Semi-autonomous unmanned aerial manipulator teleoperation for push-and-slide inspection using parallel force/vision control

Abstract

Performing inspection and maintenance tasks with aerial robots in complex industrial facilities require high levels of maneuverability and dexterity. As full autonomy still struggles to provide robust solutions due to limited adaptability and high development costs, this study explores the paradigm shift towards shared control teleoperation for tilting unmanned aerial manipulators (UAMs). The research initially focuses on integrating onboard camera measurements and interaction force feedback within a parallel force/vision controller for push–and–slide inspection tasks. The control loop lends itself to the development of a semi-autonomous operation architecture that enables a human operator to easily accomplish the task by means of a simple input device. The paper presents a user study evaluating task completion performance with human–in–the–loop control versus fully autonomous execution. Statistical analysis of 20 user experiences provides insights into the levels of autonomy necessary for effective task completion. Among the analyzed control modalities, statistically significant differences arise when the sliding feature is autonomous, denoting it as the most difficult to manually accomplish. The investigation is conducted within a simulated environment to ensure the safety of sensitive instruments and accommodate users with varying levels of expertise.
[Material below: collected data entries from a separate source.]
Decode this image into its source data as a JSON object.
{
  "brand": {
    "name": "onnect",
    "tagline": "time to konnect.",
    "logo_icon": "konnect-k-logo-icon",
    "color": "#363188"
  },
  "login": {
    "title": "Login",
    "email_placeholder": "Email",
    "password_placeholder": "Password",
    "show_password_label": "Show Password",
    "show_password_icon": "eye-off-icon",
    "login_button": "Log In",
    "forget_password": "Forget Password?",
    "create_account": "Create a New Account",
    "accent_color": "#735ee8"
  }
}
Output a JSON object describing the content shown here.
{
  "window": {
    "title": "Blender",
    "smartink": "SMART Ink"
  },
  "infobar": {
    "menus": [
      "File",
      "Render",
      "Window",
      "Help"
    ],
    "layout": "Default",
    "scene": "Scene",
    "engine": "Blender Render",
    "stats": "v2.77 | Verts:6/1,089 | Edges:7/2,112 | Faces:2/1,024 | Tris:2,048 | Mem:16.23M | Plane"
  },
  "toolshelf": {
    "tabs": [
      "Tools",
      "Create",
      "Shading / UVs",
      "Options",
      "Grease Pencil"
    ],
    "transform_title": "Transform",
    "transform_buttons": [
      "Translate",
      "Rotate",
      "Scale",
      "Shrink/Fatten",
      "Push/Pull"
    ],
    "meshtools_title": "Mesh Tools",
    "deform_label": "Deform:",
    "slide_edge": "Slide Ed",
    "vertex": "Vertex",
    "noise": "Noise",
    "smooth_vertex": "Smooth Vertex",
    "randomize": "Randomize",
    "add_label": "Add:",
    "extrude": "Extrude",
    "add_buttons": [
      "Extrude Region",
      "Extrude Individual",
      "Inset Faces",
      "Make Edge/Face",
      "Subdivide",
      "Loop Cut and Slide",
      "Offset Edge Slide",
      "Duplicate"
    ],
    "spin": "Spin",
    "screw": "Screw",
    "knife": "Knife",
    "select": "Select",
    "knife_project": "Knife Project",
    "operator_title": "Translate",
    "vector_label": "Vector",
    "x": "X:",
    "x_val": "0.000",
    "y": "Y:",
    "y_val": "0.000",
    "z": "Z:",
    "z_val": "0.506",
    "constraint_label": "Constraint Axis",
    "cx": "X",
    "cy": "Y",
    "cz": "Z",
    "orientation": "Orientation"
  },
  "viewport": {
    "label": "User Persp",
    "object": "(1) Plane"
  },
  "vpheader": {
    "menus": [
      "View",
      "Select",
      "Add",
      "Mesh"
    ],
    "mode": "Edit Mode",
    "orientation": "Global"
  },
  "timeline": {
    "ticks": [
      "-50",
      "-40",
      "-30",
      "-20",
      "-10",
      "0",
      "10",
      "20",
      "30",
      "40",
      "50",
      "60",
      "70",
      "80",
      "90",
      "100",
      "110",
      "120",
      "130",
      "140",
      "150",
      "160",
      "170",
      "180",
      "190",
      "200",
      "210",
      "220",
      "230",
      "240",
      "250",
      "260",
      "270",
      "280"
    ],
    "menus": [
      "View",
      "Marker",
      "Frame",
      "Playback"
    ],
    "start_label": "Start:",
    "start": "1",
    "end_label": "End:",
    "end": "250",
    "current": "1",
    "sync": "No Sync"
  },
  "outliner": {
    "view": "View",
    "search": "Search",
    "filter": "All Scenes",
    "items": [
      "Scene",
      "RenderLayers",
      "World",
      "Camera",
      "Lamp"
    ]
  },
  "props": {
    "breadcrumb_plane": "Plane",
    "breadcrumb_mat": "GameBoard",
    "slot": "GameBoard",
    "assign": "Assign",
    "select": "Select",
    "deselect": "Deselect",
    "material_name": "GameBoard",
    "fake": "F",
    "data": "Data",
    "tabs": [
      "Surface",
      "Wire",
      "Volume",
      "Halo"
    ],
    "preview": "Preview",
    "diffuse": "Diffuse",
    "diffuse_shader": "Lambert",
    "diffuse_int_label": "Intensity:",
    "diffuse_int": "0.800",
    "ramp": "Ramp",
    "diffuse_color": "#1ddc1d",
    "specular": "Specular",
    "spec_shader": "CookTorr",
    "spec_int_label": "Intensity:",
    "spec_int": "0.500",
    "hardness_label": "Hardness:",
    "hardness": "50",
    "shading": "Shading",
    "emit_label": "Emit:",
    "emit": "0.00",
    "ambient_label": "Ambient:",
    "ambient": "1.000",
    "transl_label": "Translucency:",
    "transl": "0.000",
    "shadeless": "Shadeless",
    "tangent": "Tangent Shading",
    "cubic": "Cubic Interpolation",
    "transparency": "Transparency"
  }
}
By proposing shared control architectures, this research addresses the challenges of autonomous UAM operations in hazardous industrial environments, highlighting the benefits of human oversight and control in enhancing task efficiency and safety. • Push-and-slide Non-destructive Tests require safe movements and high dexterity. • Novel parallel force/vision control of aerial manipulator for physical inspection. • Semi-autonomous control paradigm including a human guided haptic device. • Human subject statistical analysis study evaluating the right level of semi-autonomy needed for task completion. • Simulation based result developing a training environment for different users to learn how to drive UAM to complete inspection tasks.